22. Não têm, pois, noção exacta da sagrada liturgia aqueles que a consideram como parte somente externa e sensível do culto divino ou como cerimonial decorativo; nem se enganam menos aqueles que a consideram como mero conjunto de leis e preceitos com que a hierarquia eclesiástica ordena a realização dos ritos.
23. Deve, portanto, ser bem conhecido de todos que não se pode honrar dignamente a Deus, se a alma não cuida de conseguir a perfeição da vida, e que o culto rendido a Deus pela Igreja em união com a sua Cabeça divina tem a eficácia suprema de santificação.
24. Essa eficácia, se se trata do sacrifício eucarístico e dos sacramentos, provém antes de tudo do valor da acção em si mesma (ex opere operato); se se considera ainda a actividade própria da imaculada esposa de Jesus Cristo com a qual orna de orações e de sacras cerimónias o sacrifício eucarístico e os sacramentos, ou, se se trata dos sacramentais e de outros ritos instituídos pela hierarquia eclesiástica, então a eficácia deriva principalmente da acção da Igreja (ex opere operantis Ecclesiae), enquanto esta é santa e opera sempre em íntima união com a sua Cabeça.
25. A esse propósito, veneráveis irmãos, desejamos que volvais a vossa atenção às novas teorias sobre "piedade objectiva" segundo as quais, esforçando-se para pôr em evidência o mistério do corpo místico, a realidade efectiva da graça santificante e a acção divina dos sacramentos e do sacrifício eucarístico, se pretenderia descuidar ou diminuir a "piedade subjectiva" ou pessoal.

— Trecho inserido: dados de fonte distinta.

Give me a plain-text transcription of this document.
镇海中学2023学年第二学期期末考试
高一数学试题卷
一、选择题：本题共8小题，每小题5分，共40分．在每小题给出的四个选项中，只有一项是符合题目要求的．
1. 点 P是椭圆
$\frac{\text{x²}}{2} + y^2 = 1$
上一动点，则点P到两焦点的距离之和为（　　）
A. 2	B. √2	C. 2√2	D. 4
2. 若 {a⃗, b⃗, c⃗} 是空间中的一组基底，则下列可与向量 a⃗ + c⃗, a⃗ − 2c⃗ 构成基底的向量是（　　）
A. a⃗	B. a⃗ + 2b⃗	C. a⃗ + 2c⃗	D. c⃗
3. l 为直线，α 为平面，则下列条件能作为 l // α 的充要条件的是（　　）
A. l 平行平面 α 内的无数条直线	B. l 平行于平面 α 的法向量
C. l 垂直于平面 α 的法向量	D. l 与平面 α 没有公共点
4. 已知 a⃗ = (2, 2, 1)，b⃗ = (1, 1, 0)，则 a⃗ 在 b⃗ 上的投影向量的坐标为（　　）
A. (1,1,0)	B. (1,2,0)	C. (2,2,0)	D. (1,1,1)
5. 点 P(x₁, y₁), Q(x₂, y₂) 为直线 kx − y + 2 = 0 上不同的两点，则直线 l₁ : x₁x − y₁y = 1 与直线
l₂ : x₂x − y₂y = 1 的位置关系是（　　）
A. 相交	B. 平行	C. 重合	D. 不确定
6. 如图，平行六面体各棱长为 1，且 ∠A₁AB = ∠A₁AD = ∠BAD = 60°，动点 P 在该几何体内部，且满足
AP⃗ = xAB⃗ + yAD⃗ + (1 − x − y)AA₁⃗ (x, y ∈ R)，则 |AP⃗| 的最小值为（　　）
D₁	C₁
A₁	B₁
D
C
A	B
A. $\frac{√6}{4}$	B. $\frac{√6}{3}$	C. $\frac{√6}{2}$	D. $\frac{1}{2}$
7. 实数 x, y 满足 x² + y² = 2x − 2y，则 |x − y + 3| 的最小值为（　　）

26. Nas celebrações litúrgicas e, em particular, no augusto sacrifício do altar, continua-se, sem dúvida, a obra da nossa redenção, cujos frutos nos são aplicados. Cristo realiza a nossa salvação cada dia nos sacramentos e no seu sacrifício e, por meio deles, purifica continuamente e consagra a Deus o género humano. Têm, portanto, uma virtude objectiva, com a qual, de fato, fazem nossas almas participantes da vida divina de Jesus Cristo. Eles, pois, têm não por nossa, mas por divina virtude, a eficácia de reunir a piedade dos membros com a piedade da Cabeça e torná-la, de certo modo, uma acção de toda a comunidade. Desses profundos argumentos alguns concluem que toda a piedade cristã deve concentrar-se no mistério do corpo místico de Cristo, sem nenhuma consideração pessoal e subjectiva, e por isso acreditam que se deva descuidar das outras práticas religiosas não estritamente litúrgicas e realizadas fora do culto público.